Esses dois momentos iniciais que compuseram o primeiro módulo tiveram como objetivo estabelecer as diretrizes e orientar os conteúdos que seriam trabalhados posteriormente. Por ser professora da turma e vir acompanhando a sua evolução desde o início do ano eu já estava a par do perfil dos alunos, porém se fazia necessário mapear as dificuldades sobre as capacidades de linguagem dos aprendizes para podermos melhor mediar o processo de ensino-aprendizagem. Os 2 módulos seguintes, cada um com 2 atividades, inicial e final, se destinaram a verificar as capacidades de ação e linguístico-discursiva, respectivamente. A princípio tencionávamos não trabalhar com a capacidade discursiva, mas ao longo dos nossos estudos percebemos que ela está intrinsecamente ligada às outras duas e, embora não tenha uma atividade específica que se dedique a ela, consideramos ter trabalhado esta capacidade em meio às discussões realizadas nas predições e em algumas questões das atividades.

A princípio, elaborei a sequência didática e acreditava que poderia aplicar os 3 módulos, com a atividade inicial e as 5 atividades programadas em quatro semanas, no entanto surgiram contratempos (alguns relacionados à rotina da escola, outros porque precisamos realizar regulações no conteúdo), que só permitiram que terminássemos em pouco menos de 2 meses.

Não realizamos previamente um questionário formal sobre o contexto dos alunos, pois não achamos necessário, uma vez que, como pesquisadora sou professora da turma e venho acompanhando esses estudantes desde o início do ano letivo.

Algumas perguntas, sobre as vivências dos alunos em relação ao tema, foram realizadas durante as predições e iremos descrevê-las aqui.

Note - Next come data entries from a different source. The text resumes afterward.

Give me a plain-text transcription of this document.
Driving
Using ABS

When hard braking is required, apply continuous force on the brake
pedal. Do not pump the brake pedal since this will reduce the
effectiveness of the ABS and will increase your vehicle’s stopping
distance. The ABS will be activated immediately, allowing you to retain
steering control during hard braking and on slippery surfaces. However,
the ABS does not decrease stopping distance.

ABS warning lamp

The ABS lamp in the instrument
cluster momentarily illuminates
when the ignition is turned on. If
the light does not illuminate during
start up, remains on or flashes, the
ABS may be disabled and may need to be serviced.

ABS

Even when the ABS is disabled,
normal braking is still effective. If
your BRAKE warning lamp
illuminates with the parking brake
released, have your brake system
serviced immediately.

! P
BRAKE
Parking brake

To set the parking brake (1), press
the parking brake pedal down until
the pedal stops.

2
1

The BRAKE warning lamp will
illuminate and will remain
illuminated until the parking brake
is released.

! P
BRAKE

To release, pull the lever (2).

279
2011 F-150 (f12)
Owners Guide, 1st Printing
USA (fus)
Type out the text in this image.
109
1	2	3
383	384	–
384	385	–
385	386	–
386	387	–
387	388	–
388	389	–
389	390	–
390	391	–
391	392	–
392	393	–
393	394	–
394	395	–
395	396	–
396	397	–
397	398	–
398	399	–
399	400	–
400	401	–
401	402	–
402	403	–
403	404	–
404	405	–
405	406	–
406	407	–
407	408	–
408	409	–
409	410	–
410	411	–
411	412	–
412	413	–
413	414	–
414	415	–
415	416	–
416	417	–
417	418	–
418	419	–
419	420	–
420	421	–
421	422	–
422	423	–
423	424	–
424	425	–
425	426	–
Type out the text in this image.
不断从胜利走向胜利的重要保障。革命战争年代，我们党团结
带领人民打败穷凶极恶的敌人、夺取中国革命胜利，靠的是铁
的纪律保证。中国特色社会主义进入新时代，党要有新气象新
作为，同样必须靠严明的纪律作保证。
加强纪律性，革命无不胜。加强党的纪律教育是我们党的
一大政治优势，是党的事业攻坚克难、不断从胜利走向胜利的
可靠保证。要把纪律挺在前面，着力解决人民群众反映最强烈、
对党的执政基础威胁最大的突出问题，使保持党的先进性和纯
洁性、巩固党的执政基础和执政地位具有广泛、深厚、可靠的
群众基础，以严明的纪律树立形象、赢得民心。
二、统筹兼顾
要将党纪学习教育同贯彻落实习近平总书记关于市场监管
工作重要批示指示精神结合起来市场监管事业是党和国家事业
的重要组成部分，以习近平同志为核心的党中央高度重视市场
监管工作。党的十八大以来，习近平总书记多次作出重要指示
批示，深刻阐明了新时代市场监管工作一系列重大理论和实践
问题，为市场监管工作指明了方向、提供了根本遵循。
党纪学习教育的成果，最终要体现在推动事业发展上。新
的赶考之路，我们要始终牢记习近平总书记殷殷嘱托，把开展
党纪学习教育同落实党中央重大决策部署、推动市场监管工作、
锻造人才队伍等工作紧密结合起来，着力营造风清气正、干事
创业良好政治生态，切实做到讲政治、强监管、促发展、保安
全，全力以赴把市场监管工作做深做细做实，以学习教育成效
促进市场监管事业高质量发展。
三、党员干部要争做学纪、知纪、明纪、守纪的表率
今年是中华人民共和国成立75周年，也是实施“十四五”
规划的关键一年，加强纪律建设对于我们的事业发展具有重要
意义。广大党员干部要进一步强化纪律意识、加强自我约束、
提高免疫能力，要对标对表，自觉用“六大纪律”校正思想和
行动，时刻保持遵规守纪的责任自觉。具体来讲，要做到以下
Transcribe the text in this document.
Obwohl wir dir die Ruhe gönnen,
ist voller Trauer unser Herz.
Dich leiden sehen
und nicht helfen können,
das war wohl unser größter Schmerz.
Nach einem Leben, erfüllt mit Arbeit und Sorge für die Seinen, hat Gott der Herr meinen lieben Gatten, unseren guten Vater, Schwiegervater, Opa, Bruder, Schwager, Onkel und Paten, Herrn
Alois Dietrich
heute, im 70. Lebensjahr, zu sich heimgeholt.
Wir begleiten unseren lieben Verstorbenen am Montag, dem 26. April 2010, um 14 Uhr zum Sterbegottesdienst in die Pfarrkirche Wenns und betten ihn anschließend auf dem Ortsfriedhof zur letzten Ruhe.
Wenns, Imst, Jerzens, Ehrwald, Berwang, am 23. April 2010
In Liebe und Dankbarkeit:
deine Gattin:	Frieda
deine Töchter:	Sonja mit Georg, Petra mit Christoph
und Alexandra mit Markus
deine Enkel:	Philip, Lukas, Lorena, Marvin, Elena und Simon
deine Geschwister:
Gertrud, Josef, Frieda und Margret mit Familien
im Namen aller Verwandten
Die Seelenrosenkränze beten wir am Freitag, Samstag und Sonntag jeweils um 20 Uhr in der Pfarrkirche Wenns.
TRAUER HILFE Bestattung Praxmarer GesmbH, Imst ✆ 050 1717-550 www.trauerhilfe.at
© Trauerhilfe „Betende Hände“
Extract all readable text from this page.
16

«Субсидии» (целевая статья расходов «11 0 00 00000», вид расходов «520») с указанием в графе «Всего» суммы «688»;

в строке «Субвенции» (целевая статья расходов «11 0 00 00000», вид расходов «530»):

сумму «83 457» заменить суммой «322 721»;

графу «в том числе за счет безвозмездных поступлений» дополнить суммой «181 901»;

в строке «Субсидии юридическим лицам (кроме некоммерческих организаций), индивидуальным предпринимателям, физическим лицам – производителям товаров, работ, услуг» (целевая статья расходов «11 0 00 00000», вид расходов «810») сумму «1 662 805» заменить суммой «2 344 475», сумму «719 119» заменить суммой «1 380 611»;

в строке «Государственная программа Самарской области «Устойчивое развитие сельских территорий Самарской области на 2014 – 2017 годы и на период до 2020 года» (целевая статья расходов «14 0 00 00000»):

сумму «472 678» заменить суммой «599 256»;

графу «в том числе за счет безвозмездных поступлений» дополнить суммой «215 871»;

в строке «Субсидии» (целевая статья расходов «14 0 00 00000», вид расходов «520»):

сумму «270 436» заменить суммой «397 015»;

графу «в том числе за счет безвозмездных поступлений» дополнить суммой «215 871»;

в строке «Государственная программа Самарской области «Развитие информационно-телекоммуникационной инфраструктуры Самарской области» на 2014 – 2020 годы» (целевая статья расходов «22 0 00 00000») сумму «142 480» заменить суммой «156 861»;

Ao início de cada atividade os alunos eram convidados a participar dos debates empreendidos sobre os textos seguidos das atividades de compreensão textual. Os debates que aqui descreveremos foram de fundamental importância para a compreensão dos dados analisados. Trabalhar o mundo externo à obra nos momentos iniciais foi importante, para, a partir dele, o aluno inferir o discurso encontrado em outras vozes sociais.

“É importante atentar para a mobilização dos parâmetros da ação de linguagem por um agente-produtor e que, possivelmente, interfere na forma de semiotizar um conteúdo temático, embora seja necessário o agente-produtor atentar para as coerções impostas pelo gênero e pelas regras da língua” (Bronckart, 2006)

À medida que fui aplicando as atividades, realizei anotações sobre o que acontecia durante as aulas para que não perdêssemos, principalmente, os momentos das discussões em sala, que nos informavam sobre os conhecimentos que os alunos já traziam sobre o tema. Fiz,

então, o “diário da sequência didática” em que ia anotando, a cada aula, muitas vezes no momento da aula em que os alunos iniciavam a atividade, até chegar o momento em que começavam a surgir as dúvidas. Muitas vezes a aula não era suficiente para todas as anotações, ficando algumas para os momentos de planejamento.

Registramos então as discussões empreendidas previamente a cada atividade, com o fito de perceber se o estudante apresentava um pensamento macro sobre o assunto, evocando suas construções histórico-sociais, políticas e culturais sobre o tema. Bem como, a fim de explorar o contexto de produção e os mundos social e subjetivo dos alunos.

Nessa perspectiva, as atividades serão analisadas, avaliando-se a evolução do grupo. Também será estabelecida a comparação entre as produções iniciais e produções finais do grupo.